Nevertheless, these solutions are not satisfactory because (a) as noted, any account can be hacked, and (b) our communications should be HIPAA-compliant. However, as Drolet2 pointed out, “Because HIPAA is technology neutral, there are no meaningful standards.” He also noted that HIPAA requires that communication addresses security by identifying “reasonably-anticipated risks” of breach and creating mitigation strategies. These could include strong passwords, message and operating system encryption, and remote deactivation capability for lost or stolen devices. Drolet2 also stated that HIPAA compliance could be maintained by de-iden­tifying the information transferred and listed 18 types of patient identifiers that have to be removed, according to the Safe Harbor Method.3 These are account numbers; all dates (except for the year) related to an individual (eg, birth date, admission date); biometric identifiers (eg, fingerprints); license or birth certificate numbers; serial numbers or medical number identifiers; electronic mail addresses; fax numbers; full face photographs or specifically identifiable images; geographical location or subdivisions smaller than a state; health plan beneficiary numbers; Internet protocol addresses; medical record numbers; names or any derivatives, including initials; phone numbers; social security numbers; vehicle identifiers (eg, serial numbers, license plate numbers); web universal resource locators (URLs); and any other unique identifying number, characteristic, or code.
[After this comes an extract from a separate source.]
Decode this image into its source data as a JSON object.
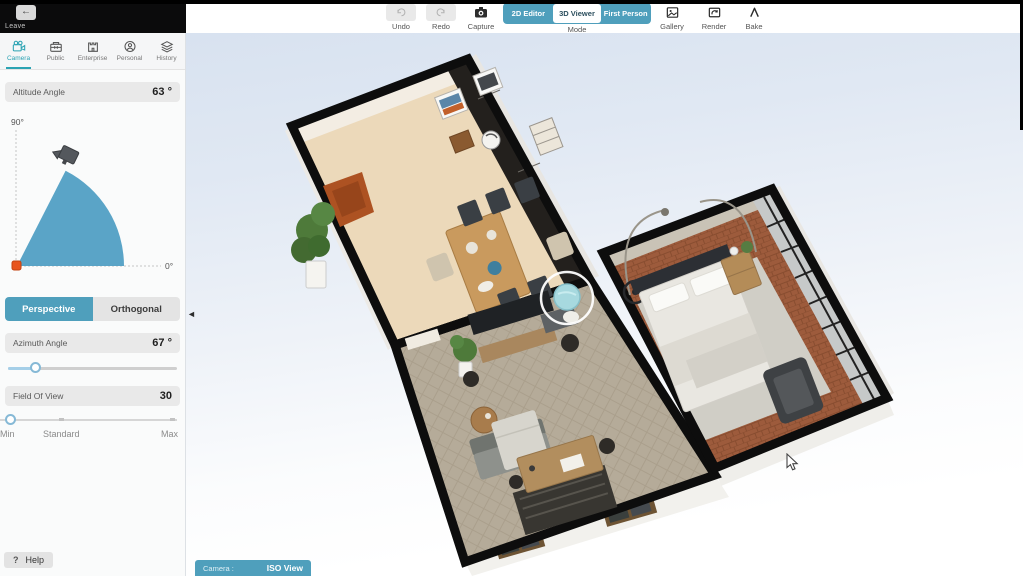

This de-identification seems cumbersome, but it is possible in communication between medical entities, especially when combined with addressing other aspects of security (eg, strong passwords). But what about communication with patients? Some communications, such as appointment reminders, refills requests, short answers to short questions (eg, side effects), and short updates by the patient may be appropriate.1 It may be better to limit or avoid anything beyond that. The rules of such communications should be established up front, and the patient should consent to this method of communication. The risks should be discussed. It should be clear who reads the communication.1 Last but not least, all communications should be filed (eg, I copy all my e-mails with patients into their electronic medical record).
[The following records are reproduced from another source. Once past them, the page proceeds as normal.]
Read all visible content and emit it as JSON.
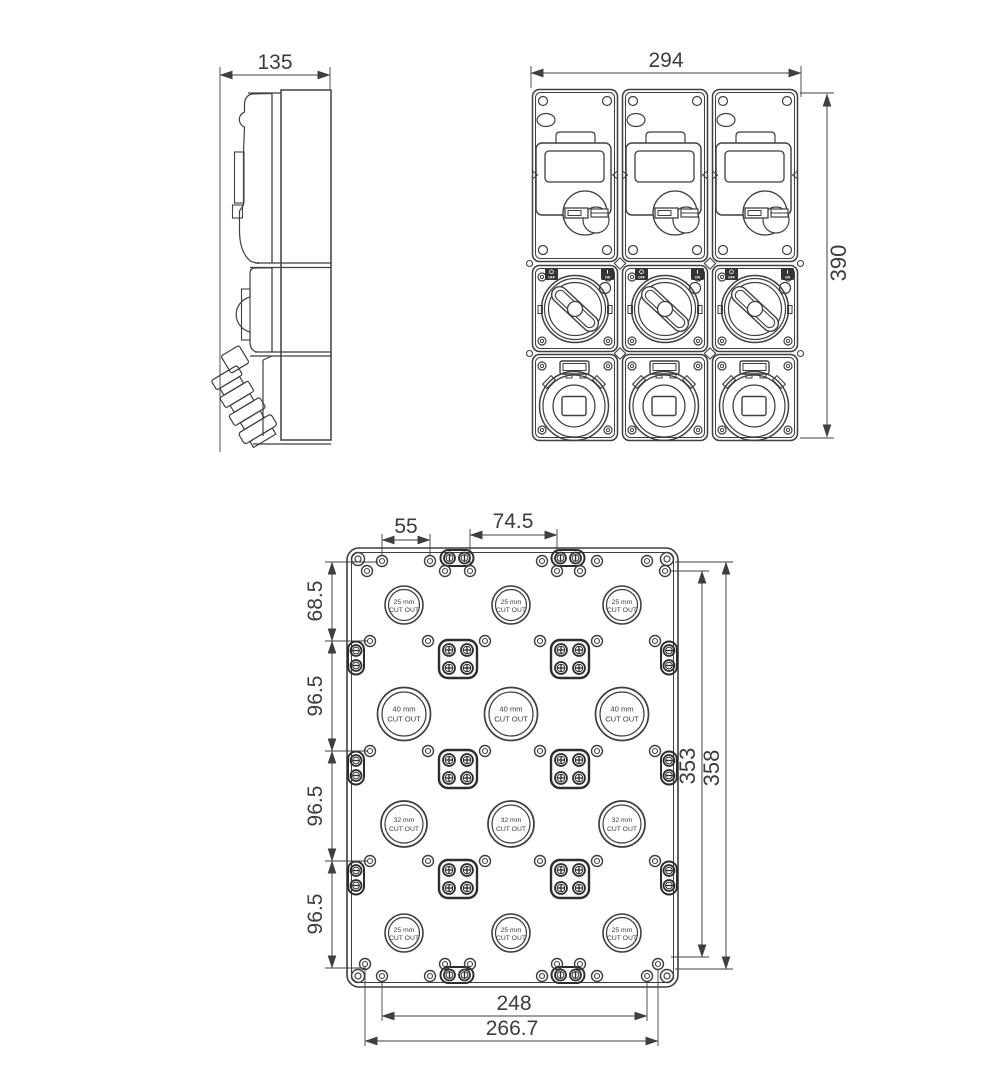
{
  "drawing": {
    "side_view": {
      "width_dim": "135"
    },
    "front_view": {
      "width_dim": "294",
      "height_dim": "390",
      "switch": {
        "off": "OFF",
        "on": "ON"
      }
    },
    "plate_view": {
      "top_dims": {
        "left": "55",
        "middle": "74.5"
      },
      "left_dims": [
        "68.5",
        "96.5",
        "96.5",
        "96.5"
      ],
      "right_dims": {
        "inner": "353",
        "outer": "358"
      },
      "bottom_dims": {
        "inner": "248",
        "outer": "266.7"
      },
      "cutout_rows": [
        {
          "size": "25 mm",
          "label": "CUT OUT"
        },
        {
          "size": "40 mm",
          "label": "CUT OUT"
        },
        {
          "size": "32 mm",
          "label": "CUT OUT"
        },
        {
          "size": "25 mm",
          "label": "CUT OUT"
        }
      ]
    },
    "colors": {
      "line": "#3f3f3f",
      "bold_line": "#2d2d2d",
      "text": "#3c3c3c",
      "bg": "#ffffff"
    }
  }
}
Modern-era medical communications are easy, convenient, quick, and here to stay. We have to be vigilant about the way we communicate among ourselves and with our patients, because the perils and limitations of these communications are significant. We also should realize that there is no obligation to respond to an unsolicited e-mail or friend request via Facebook or other social media.


Richard Balon, MD
Department of Psychiatry and Behavioral Neurosciences and Anesthesiology
Wayne State University
Tolan Park Building, 3rd floor
3901 Chrysler Service Drive
Detroit, MI 48201 USA



1. Mossman M. Medicolegal hazards in the information age: malpractice and more. Presented at: Psychiatry Update 2017: Solving clinical challenges, improving clinical care; March 30, 2017; Chicago, IL.

2. Drolet BC. Text messaging and protected health information. What is permitted? JAMA. 2017; 317:2369-2370.

3. U.S. Department of Health and Human Services. Guidance regarding methods for de-identification of protected health information in accordance with the Health Insurance Portability and Accountability Act (HIPAA) Privacy Rule. Published November 26, 2012. Accessed July 1, 2017.